La noblesse espagnole méprisait le travail et le commerce ; la bourgeoisie, très retardée dans son progrès, était contaminée par les principes aristocratiques.

Mais, de manière générale, l’expérience de l’Occident révèle de manière très concrète la solidarité entre capitalisme et protestantisme.

Le protestantisme apparaît dans l’histoire comme le levain spirituel du processus capitaliste.

La Réforme protestante contenait l’essence, le germe de l’État libéral.
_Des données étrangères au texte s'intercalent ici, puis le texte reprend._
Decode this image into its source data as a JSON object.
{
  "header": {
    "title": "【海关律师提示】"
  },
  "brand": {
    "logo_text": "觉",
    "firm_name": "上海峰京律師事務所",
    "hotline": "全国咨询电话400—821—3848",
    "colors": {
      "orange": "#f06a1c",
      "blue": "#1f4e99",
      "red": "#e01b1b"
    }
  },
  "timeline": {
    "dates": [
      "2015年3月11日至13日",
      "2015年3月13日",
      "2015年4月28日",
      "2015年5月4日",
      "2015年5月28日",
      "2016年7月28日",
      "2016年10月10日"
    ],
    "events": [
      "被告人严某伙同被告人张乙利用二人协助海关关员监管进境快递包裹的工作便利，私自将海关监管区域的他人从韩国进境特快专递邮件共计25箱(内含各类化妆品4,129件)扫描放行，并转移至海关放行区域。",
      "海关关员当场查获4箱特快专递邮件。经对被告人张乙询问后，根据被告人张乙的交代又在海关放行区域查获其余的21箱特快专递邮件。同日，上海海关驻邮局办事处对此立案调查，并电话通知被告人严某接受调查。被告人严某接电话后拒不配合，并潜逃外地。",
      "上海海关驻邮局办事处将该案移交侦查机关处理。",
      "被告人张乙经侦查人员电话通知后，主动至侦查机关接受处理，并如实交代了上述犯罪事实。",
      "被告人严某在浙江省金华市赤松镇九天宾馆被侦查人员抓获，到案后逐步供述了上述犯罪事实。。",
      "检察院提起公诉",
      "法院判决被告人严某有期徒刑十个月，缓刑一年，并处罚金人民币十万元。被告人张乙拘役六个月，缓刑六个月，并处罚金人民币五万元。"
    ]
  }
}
Le protestantisme et le libéralisme, respectivement courants religieux et tendances politiques, ont correspondu au développement des facteurs de l’économie capitaliste.

Les faits corroborent cette thèse.

Le capitalisme et l’industrialisme n’ont nulle part porté autant de fruits que parmi les nations protestantes.

L’économie capitaliste n’a atteint son plein potentiel qu’en Angleterre, aux États-Unis et en Allemagne.

Et, au sein de ces États, les populations de foi catholique ont instinctivement conservé des goûts et des habitudes rurales et médiévales. (La Bavière catholique est également rurale.)

Quant aux États catholiques, aucun n’a atteint un degré d’industrialisation plus élevé.

La France – que l’on ne peut juger à l’aune du marché financier cosmopolite de Paris ou du Comité des Forges – est plus agricole qu’industrielle.

L’Italie – bien que sa démographie l’ait poussée vers la voie du travail industriel qui a créé les centres capitalistes de Milan, Turin et Gênes – conserve sa tendance agraire.

Mussolini se complaît fréquemment à vanter l’Italie rurale et provinciale, et dans l’un de ses derniers discours, il a souligné son aversion pour l’urbanisme et l’industrialisation excessifs, en raison de leur influence dépressive sur le facteur démographique.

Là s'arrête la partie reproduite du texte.